We represent around 7 million people and that's a pretty big slice. And those members of ours work right across the economy - they work in the private sector, the public sector, manufacturing industry, service industry, the public services. We're the most representative organisation in this country. We're the largest voluntary organisation. Now any government really ought to be wanting to listen to people who've got something to offer when they're thinking about policies. We've got insights, experience to reflect - any sensible government ought to want to take advantage of that knowledge and that experience.


Branwen Jeffreys:

John Edmondson, Newcastle has a question many people want answered: Do you think higher taxes are the way to better public services?


Brendan Barber:

No, I'm not saying I want to see higher taxes. I want to see higher growth. I want to see a really successful British economy in which our firms are operating on a world class level and are competing so that we're generating the wealth that we need to provide for higher living standards for all. If we do that - if we got our productivity levels up to the levels of the major countries in Europe and the United States, for example, we'd have an enormous amount of extra wealth that would then be available to fund the improvements we want to see in public services.


Branwen Jeffreys:

Margaret Town, London has been doing a little bit of digging around on your own website. She's been looking at the information about previous congresses. And the numbers according to your website, have been steadily falling, she says. Is that a trend which is continuing? There are fewer delegates here than ever before.


Brendan Barber:

With delegates - we're up around the same as we've been for the last two or three years and union membership has been stable for the last two or three years. Of course I'd like to see it growing.

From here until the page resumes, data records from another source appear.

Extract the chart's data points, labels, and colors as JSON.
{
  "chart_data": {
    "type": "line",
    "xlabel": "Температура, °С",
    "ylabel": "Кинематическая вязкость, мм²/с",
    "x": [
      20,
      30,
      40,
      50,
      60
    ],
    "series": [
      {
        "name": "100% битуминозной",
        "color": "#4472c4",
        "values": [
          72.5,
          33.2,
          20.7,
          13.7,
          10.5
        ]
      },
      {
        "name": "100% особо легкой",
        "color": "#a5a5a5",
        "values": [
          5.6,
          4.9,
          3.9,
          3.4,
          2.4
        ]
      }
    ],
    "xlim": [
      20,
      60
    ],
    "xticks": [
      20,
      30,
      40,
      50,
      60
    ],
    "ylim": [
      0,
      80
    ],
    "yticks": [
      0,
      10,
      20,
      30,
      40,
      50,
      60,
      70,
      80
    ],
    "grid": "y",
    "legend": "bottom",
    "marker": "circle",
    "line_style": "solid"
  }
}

But manufacturing industry in particular is one of the areas where jobs have been disappearing at an incredibly fast rate - over 10,000 jobs a month - and an awful lot of those are union members. So we need to see trade unionism reaching into some of the newer areas of the economy where jobs are growing and I think we've got real opportunity to go for growth.


Branwen Jeffreys:

Tony Blair made it very clear that the Government is not going to blown off its agenda for reform. Jack Delawney, London says: One of the key reasons why Labour was elected was because they appealed to middle England - to the middle ground - and they can operate independently from the trade unions. They're not just listening to your interests - isn't that a problem? Do you really think they should be listening to you more?


Brendan Barber:

I don't think it's a problem - I wouldn't suggest that they should only listen to us.


Branwen Jeffreys:

Couldn't they lose support from that crucial middle ground?


Brendan Barber:

I don't think so. I think on many of the issues that are sharply in the public eye at the moment - actually we represent the middle ground. Yes, a real determination to see improved public service. But for millions of people whose support is needed to deliver that are the people that work in those services. Now the idea that you can just set that to one side and say that's somehow in conflict with middle England - I just don't think that's right. We're broadly representative. We're looking to see many of the things achieved that the Government want to achieve. And if we have a bit more dialogue then I'm hopeful that we'll begin to reach a bit more understanding.


Branwen Jeffreys:

Well on the subject of dialogue, Colin Hynson, Norfolk wants to know that given the poor state of the TUC's current relationship with the Labour Party, are you going to be talking to the other parties during the conference season?


Brendan Barber:

We always do. The TUC always goes to all the party conferences. The TUC is not itself affiliated to the Labour Party - we don't fund the Labour Party, we're not involved in their internal affairs. Some of our unions are, of course - those unions that have made it their choice to affiliate. But the TUC's always had relations right across all the political parties and will always do so.


Branwen Jeffreys:

Brendan Barber, I'm afraid that's all we have time for. Thank you very much for joining us here on this News Interactive forum. From all of us in a very windy Brighton at the TUC conference, goodbye.